On the side note, although, I strongly feel that it is futile to look for "next big fancy" of market,one may come across many market participants, who firmly believe in this theory of each bull market led by certain "sectors"! Even if this is the case, it is important to keep following in perspective.

None of the investment wizards like Warren Buffet, Phil Fisher, Seth Klarman or Peter Lynch have made tons of money betting on sectors/next bull market leaders. So, even if you miss the "golden opportunity" of identifying the next bull market leader, you still can make lot of money! Hence, there is no point losing sleep over the "next big thing" 

Coming to how do I try to handle this "envy trap" of missing out on multibaggers of the market?
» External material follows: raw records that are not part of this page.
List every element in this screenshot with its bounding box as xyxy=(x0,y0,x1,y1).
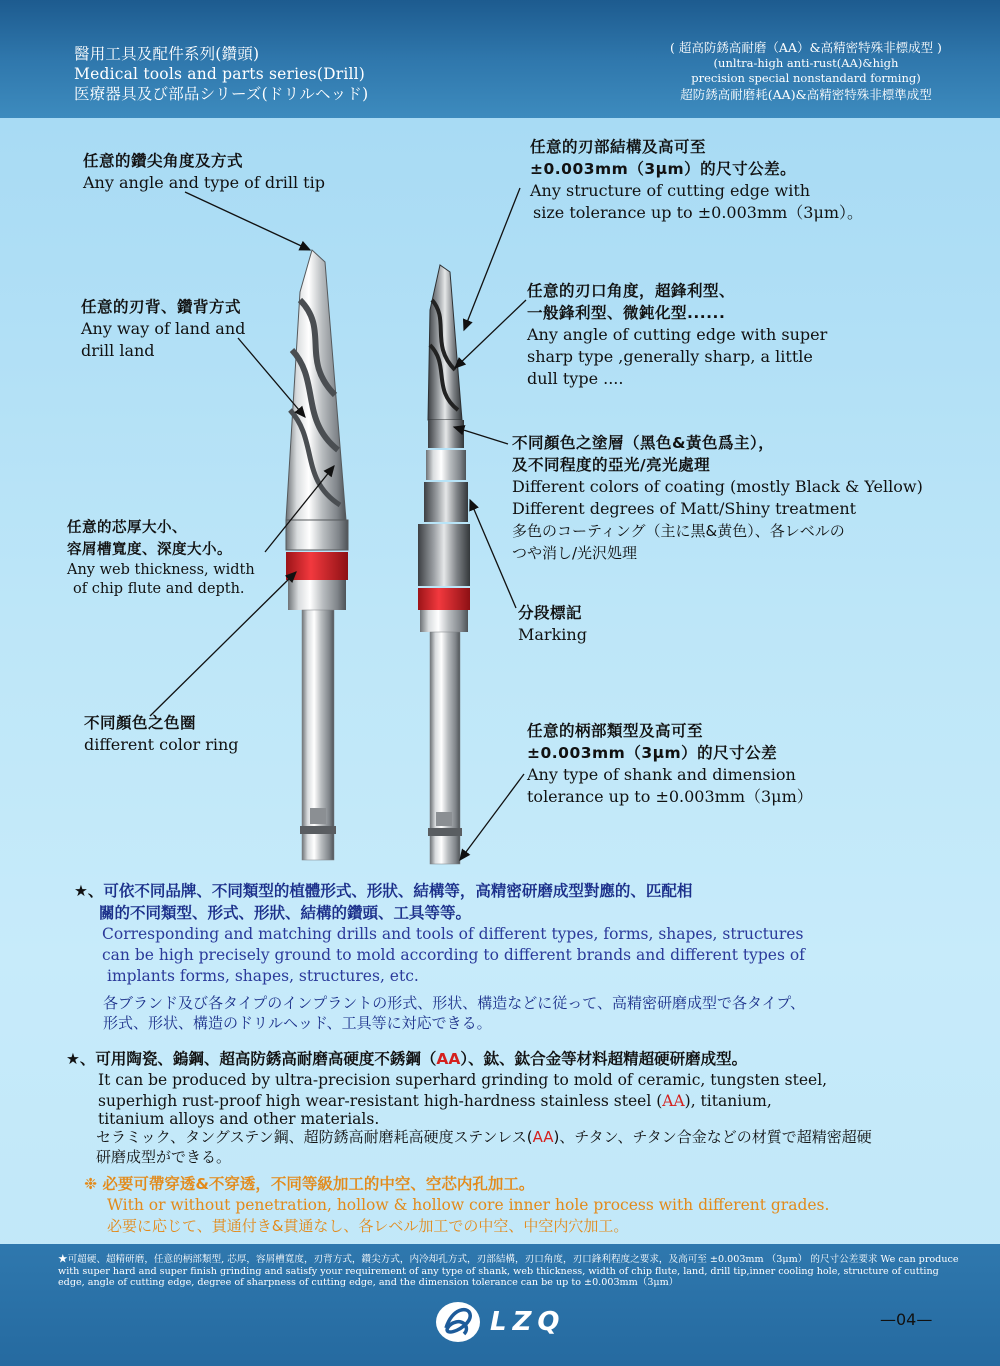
bullet-1-zh-1: 可依不同品牌、不同類型的植體形式、形狀、結構等，高精密研磨成型對應的、匹配相 xyxy=(103,882,693,900)
label-web-zh-1: 任意的芯厚大小、 xyxy=(67,520,187,536)
bullet-1-jp-1: 各ブランド及び各タイプのインプラントの形式、形状、構造などに従って、高精密研磨成型で各タイプ、 xyxy=(103,994,806,1012)
bullet-implant-matching xyxy=(74,880,954,1033)
bullet-materials xyxy=(66,1048,976,1167)
bullet-2-jp-2: 研磨成型ができる。 xyxy=(96,1148,232,1166)
bullet-2-zh-a: 可用陶瓷、鎢鋼、超高防銹高耐磨高硬度不銹鋼（ xyxy=(95,1050,437,1068)
label-coating-en-2: Different degrees of Matt/Shiny treatment xyxy=(512,499,857,518)
bullet-2-jp-1a: セラミック、タングステン鋼、超防銹高耐磨耗高硬度ステンレス( xyxy=(96,1128,533,1146)
right-drill xyxy=(418,265,470,864)
logo-wordmark: LZQ xyxy=(490,1307,566,1337)
label-land-zh: 任意的刃背、鑽背方式 xyxy=(81,298,242,316)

  • Always set the absolute return expectation and compare your performance with respect to that. So, I have set the goal of outperforming the market by 5-7% over long term. As long as I am able to meet this goal, I should be happy with my performance.
  • Do not compare your portfolio's performance with the top 10/20 performing stock of the year. It only creates agony and pain and leads you to direction where one is more likely to make a mistake. 
  • Always remember, one is not entitled to outperform everybody and anybody in the market. That will never be the case. There will always be people/funds in the market who will outperform you in a year/over a period. 
We must keep in mind that the objective of Investment is wealth creation over a period of time and wealth creation is journey and not a race. As long as one reaches his/her destination in stipulated time, it is deemed success.